Dzisiaj sprawdziłem kompresję NA CHŁODNYM SILNIKU, wyszła równiutka na wszystkich garach (0,3 bar mniej na jednym), cewki, świce, fajki, sondy, czujnik wałka, czujnik temp. wody, wtryski.... nie ma żadnego błędu na kompie (profesjonalne urządzenie diagnostycznie, nie laptop z interfejsem!).
Kilkukrotne w międzyczasie kasowanie adaptacji i błędów, cały dzień zszedł u doświadczonego mechanika.

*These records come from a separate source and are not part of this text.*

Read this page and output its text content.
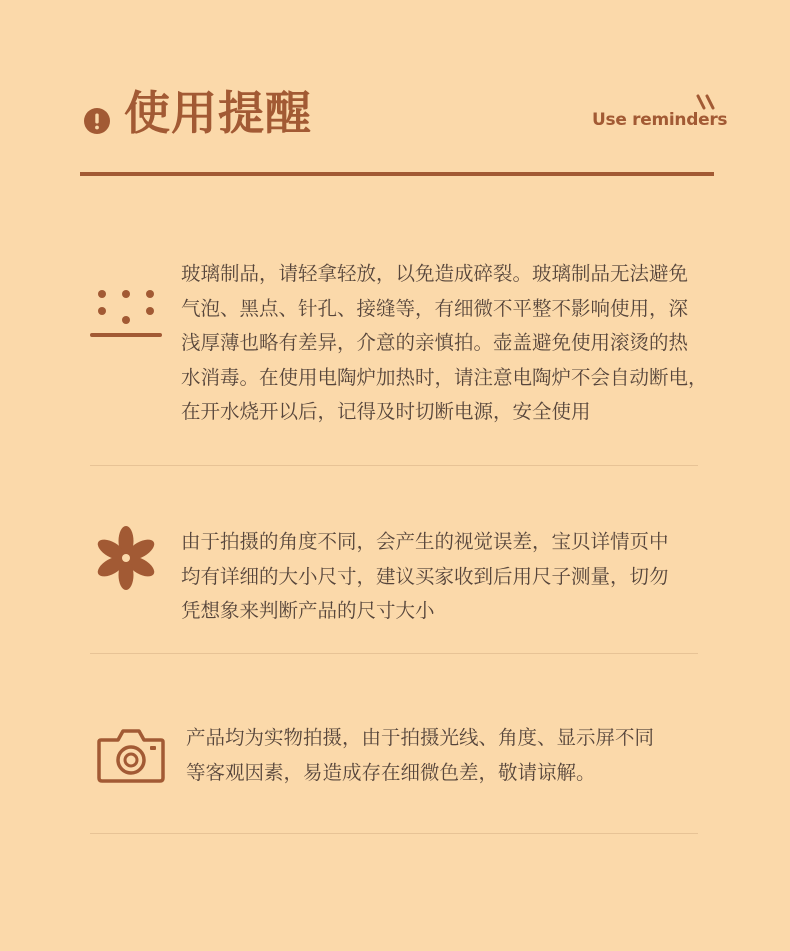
使用提醒	Use reminders
玻璃制品，请轻拿轻放，以免造成碎裂。玻璃制品无法避免
气泡、黑点、针孔、接缝等，有细微不平整不影响使用，深
浅厚薄也略有差异，介意的亲慎拍。壶盖避免使用滚烫的热
水消毒。在使用电陶炉加热时，请注意电陶炉不会自动断电，
在开水烧开以后，记得及时切断电源，安全使用
由于拍摄的角度不同，会产生的视觉误差，宝贝详情页中
均有详细的大小尺寸，建议买家收到后用尺子测量，切勿
凭想象来判断产品的尺寸大小
产品均为实物拍摄，由于拍摄光线、角度、显示屏不同
等客观因素，易造成存在细微色差，敬请谅解。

Przy robieniu wtryskow wyszlo przy okazji ze byla odpięta jakaś mała rureczka z tyłu i łapał lewe powietrze dokladnie z tej strony gdzie byly misfire (metodą samostartu tego nie wykryłem, zupelnie przypadkowo zobaczyliśmy tą rurkę). Przedmuchane zostały wtryski i zamienione stronami lewa-prawa (wtryski byly i tak czyściutkie, świece piękne po obu stronach identyczne)
Teraz przynajmniej nie ma już żadnych błędów (a byl m.in. 2x misfire) ale silnik dalej się chybocze (chociaż mniej, ale to nadal ten sam problem który trapi mnie już prawie rok)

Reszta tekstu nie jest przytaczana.